Description: The Blanding’s Turtle is a medium-sized turtle with a large, domed carapace. Adults have carapace lengths ranging from 5–9 inches (13–23 cm). The carapace is typically dark and covered in small flecks of yellow. The plastron is light yellow to tan in coloration with several dark blotches on each of the scutes, with a single hinge just behind the front limbs. This hinge raises the plastron, allowing individuals to retract their head and neck into the protective shell. The top of the head is similar in patterning to the carapace, and the lower jaw, throat, and neck are solid yellow. Additional characteristics include a long neck, protruding eyes, and a notched upper jaw. Males are typically smaller than females and have a longer tail and a slightly concave plastron.
Habitat: Blanding’s Turtles can be found in wetlands or other permanent bodies of water with little or no flow, high amounts of vegetation, and sandy substrates.
Natural History: Blanding’s Turtles are omnivores, often feeding on fish, frogs, carrion, invertebrates, and plant material. Though large, these turtles are agile swimmers and capable of chasing down prey in the water. Blanding’s Turtles are active during the day and often bask on logs, banks, and clumps of vegetation. This turtle is primarily aquatic, although they will travel long distances overland. Individuals overwinter in mud and organic material at the bottom of aquatic habitats and may also estivate during periods of warm temperatures. Most breeding activity takes place in the early spring and continues through May. Courtship involves a series of steps that can last several hours and includes males chasing, mounting, biting, and attempting to stimulate females to reproduce. Females dig nests that are 7 inches (18 cm) deep in sparsely vegetated sandy upland habitats and lay eggs from May to June. Clutch sizes range from 5–12 eggs (an average of 8). Eggs hatch in two months, and the sex of juveniles is determined by the temperature of the nest. Sexual maturity may take 14–20 years, with males often reaching maturity at faster rates than females.

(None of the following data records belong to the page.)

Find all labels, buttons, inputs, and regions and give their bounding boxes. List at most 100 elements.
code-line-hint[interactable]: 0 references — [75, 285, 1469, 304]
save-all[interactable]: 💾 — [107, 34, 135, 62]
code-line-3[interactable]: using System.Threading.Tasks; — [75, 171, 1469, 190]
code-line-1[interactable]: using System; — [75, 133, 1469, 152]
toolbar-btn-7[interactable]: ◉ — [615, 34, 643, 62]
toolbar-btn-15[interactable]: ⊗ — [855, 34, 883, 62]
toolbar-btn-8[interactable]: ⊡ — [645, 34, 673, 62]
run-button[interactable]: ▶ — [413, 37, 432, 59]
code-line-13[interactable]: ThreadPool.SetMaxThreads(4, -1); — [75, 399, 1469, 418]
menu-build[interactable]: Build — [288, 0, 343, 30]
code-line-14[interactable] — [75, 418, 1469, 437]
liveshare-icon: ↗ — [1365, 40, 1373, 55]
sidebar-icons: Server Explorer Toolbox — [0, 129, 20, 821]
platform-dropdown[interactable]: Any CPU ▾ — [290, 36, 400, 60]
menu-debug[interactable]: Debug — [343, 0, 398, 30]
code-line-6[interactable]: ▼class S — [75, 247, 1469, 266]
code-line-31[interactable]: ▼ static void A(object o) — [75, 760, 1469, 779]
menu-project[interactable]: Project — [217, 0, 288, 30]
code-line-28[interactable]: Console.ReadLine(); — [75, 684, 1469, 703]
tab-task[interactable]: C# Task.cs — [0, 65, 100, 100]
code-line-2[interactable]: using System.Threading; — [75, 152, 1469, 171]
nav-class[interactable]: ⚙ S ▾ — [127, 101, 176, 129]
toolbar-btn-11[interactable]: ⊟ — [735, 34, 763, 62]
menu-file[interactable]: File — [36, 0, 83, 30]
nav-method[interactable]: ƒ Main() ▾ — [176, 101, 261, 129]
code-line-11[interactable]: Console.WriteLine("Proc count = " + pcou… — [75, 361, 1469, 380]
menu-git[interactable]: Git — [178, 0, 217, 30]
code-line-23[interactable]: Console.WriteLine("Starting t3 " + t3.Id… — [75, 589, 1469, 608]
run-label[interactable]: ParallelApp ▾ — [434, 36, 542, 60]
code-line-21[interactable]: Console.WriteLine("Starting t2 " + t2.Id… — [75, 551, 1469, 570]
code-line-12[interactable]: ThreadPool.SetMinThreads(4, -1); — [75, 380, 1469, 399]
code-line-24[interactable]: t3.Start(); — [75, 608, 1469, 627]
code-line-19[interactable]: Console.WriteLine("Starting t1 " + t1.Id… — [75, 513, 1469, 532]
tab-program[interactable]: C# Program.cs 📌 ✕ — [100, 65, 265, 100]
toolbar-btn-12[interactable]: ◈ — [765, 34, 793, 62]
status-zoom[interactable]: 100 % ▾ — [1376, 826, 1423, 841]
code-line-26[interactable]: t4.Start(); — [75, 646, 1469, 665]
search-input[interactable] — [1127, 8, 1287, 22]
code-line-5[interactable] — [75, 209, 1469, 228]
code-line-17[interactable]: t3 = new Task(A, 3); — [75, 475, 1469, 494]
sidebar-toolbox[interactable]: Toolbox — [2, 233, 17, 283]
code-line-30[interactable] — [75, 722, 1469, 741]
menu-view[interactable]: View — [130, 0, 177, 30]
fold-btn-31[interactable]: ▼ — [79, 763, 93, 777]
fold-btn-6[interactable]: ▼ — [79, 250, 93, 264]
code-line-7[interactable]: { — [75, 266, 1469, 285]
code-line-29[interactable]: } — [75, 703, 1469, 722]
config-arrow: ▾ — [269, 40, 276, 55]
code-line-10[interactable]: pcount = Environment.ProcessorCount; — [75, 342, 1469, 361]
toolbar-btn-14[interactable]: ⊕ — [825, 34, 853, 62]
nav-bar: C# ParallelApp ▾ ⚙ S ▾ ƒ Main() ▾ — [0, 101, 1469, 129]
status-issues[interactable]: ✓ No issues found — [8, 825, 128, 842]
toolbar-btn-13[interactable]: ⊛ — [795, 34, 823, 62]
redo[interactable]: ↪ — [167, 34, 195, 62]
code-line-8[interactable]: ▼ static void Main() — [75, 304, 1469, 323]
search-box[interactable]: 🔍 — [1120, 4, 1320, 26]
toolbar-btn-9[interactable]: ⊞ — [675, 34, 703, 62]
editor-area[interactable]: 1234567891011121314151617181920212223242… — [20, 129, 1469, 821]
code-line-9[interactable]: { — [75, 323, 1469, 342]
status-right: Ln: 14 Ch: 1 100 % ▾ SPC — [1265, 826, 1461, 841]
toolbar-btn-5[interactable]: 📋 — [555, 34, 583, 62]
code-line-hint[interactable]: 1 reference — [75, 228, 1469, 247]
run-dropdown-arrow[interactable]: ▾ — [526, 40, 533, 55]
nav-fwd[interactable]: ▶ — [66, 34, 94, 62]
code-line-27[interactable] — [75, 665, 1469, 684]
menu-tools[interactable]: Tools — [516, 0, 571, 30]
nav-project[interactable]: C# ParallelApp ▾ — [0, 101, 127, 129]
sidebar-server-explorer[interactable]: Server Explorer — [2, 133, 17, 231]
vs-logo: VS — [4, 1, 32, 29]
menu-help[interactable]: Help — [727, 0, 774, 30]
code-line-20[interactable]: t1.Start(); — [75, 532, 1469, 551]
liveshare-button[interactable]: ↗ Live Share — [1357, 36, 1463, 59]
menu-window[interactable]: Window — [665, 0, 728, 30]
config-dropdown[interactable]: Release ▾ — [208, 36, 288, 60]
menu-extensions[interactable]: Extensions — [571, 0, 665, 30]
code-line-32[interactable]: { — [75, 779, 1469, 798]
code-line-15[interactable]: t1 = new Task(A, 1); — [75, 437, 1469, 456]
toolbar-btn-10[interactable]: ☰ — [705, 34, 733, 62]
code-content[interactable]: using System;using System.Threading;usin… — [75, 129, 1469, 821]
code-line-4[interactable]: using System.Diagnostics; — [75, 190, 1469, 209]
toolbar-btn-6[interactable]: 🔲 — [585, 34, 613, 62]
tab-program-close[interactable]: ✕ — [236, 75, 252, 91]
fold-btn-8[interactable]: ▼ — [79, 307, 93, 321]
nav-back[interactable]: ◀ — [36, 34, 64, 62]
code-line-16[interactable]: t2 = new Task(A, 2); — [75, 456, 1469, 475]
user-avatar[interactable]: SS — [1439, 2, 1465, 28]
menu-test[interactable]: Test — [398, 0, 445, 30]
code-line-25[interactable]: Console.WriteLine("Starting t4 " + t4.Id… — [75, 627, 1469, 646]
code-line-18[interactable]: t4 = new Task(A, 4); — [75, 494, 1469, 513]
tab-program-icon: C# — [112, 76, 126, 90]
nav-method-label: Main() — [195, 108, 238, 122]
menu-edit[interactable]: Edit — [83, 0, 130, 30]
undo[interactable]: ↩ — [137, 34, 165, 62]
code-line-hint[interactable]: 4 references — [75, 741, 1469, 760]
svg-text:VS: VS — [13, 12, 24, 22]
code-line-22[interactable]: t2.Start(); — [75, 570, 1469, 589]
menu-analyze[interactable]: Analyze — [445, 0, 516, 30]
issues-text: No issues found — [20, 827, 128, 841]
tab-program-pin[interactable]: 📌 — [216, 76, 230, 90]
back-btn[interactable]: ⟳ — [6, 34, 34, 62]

Species Distribution: Blanding’s Turtles are primarily distributed across the Great Lakes regions, extending from the Sandhills of western Nebraska, east through Iowa and Minnesota to northern New York. Few, isolated populations exist surrounding this region.
South Dakota Distribution: It is possible that few, isolated, peripheral populations of this species were once present in the southeastern corner of the state, but no documentation of this species has been reported in recent decades. If Blanding’s Turtles were once present in southeastern South Dakota, they are likely extirpated. A large population of Blanding’s Turtles is known from the Sandhills near Valentine, Nebraska, and it is possible that Blanding’s Turtles may eventually be documented from the Sandhills region in south-central South Dakota.
South Dakota Status: This species is monitored by the South Dakota Natural Heritage Program. Any observations of this species should be reported to South Dakota Game, Fish and Parks (report observation).
Remarks: The species is named after William Blanding, an early naturalist from Philadelphia. The only verifiable record of this species is from a specimen collected in the Big Sioux River near Sioux Falls in 1963. Given that Blanding’s Turtles are primarily recognized as occurring in wetland habitats, rather than rivers, it raises questions about whether this record from the Big Sioux River in Sioux Falls represents a wild individual or a released pet.